It took Mick and I three more days to reach Minehead and the end of the Southwest Coastal path. Day 16 we walked from Morthoe to Coombe Martin across moorland, along the coast of Exmoor national park and up Great Hangman, the highest point along the coastal path. Dramatic high cliffs with wooded valleys, contrasting the low vegetation of heather and moorland grasses. Scenery worthy of romantic novels such as Lorna Doone.

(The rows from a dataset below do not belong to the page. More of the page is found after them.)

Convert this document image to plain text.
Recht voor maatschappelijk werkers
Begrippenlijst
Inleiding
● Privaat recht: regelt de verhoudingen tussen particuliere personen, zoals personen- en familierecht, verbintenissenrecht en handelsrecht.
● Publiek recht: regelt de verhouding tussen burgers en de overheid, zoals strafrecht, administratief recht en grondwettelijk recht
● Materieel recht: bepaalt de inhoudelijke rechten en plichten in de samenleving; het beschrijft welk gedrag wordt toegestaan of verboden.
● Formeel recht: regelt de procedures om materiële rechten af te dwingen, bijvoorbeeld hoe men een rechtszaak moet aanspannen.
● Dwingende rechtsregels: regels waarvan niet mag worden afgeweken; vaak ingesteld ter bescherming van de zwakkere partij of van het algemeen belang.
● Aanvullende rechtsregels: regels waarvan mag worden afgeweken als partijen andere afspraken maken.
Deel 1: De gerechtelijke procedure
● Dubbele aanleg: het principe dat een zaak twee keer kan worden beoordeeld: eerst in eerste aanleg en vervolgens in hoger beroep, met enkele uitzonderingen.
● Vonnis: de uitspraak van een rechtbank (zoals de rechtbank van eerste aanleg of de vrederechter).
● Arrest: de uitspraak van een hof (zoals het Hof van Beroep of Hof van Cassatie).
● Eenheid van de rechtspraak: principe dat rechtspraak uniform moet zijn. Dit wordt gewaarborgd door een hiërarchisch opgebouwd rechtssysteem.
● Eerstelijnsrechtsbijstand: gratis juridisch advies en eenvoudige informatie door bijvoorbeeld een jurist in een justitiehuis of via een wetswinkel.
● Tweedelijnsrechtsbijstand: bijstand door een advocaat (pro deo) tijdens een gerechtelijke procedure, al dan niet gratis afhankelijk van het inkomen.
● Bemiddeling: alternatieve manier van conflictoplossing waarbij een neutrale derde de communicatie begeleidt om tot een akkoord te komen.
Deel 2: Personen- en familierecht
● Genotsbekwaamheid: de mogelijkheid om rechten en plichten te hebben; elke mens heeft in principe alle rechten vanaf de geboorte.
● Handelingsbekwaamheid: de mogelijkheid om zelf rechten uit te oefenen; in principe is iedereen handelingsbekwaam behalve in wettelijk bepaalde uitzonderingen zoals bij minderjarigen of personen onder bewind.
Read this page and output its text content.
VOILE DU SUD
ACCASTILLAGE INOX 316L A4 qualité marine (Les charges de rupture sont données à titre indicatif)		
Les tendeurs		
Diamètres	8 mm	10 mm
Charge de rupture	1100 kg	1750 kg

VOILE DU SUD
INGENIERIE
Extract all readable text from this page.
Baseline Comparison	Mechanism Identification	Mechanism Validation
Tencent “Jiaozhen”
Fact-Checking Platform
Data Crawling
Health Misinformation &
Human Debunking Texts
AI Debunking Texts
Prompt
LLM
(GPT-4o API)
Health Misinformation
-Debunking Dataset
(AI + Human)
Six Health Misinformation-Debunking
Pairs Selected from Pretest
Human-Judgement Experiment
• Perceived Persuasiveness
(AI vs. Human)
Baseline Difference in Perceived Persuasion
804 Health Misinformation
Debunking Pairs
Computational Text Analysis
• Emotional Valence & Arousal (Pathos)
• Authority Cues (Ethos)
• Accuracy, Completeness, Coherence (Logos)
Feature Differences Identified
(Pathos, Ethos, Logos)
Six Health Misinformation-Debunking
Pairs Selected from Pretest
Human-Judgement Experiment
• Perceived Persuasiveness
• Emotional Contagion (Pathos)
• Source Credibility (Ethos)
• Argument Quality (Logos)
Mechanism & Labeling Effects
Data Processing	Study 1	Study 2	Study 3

Now, Mick initially took issue at the (in his words) "wiggly monkey" nature of the coastal path. After purchasing an OS map, he began to plot short cuts, cutting off the headlands and potentially miles from the route. However after I suggested that this was the whole point of the path, he quickly succumbed to the inevitable wigglyness and the sublime nature of the path.
Walking with Mick is a different experience again. He brings familiarity and therefore a sense of security. I have to admit that although I enjoy the excitement of the unknown, I was happy to take a back seat, enjoy Micks company and his marvelously quirky sense of humor.
Unlike Mike (it seems as though you have to be named Michael to walk with me) he doesn't keep me entertained with constant chatter but when he does say something it is invariably hilarious. His brain works in mysterious ways, constantly making the most obscure associations, voicing them with impeccable timing and perverse use of words and often breaking out in a perfect song to match the occasion. He really does make me laugh.
Day 17 we walked from Coombe Martin to Lynton across more cliffs, moorland, wild grazing ponies and ended up at a brilliant bed and breakfast. Brilliant because all the rest of them were full and brilliant because they provided a pot if tea with a plate full of half covered chocolate digestives and Ginger nuts.
Day 18 we walked to Porlock Weir. After more cliffs and such we entered the ancient woodlands of Culbone. We seemed to walk for miles, sheltered by it's ancient oaks, and cooled by the dampness and gentle water falls that trickled down into the sea.
These woods led us to the most beautiful church I have ever seen. In fact my words cannot adequately describe the beauty of this church, said to be the smallest intact parish in the country. The pews seat only 33 worshipers and services are still regularly held by candle light. You have to sit in it, touch it, feel it's coolness, smell it and hear it's silence to fully appreciate and experience this little church.
As with most churches, a centuries old, sacred yew tree, grows in the church yard, signifying that it was once a place of pagan worship. Tilted graves lie under the tree, names obscured by time and creeping mosses but left forever to sit amongst the buttercups, daisies and unkempt grasses of Culbone church. Timeless, spiritual and beautiful.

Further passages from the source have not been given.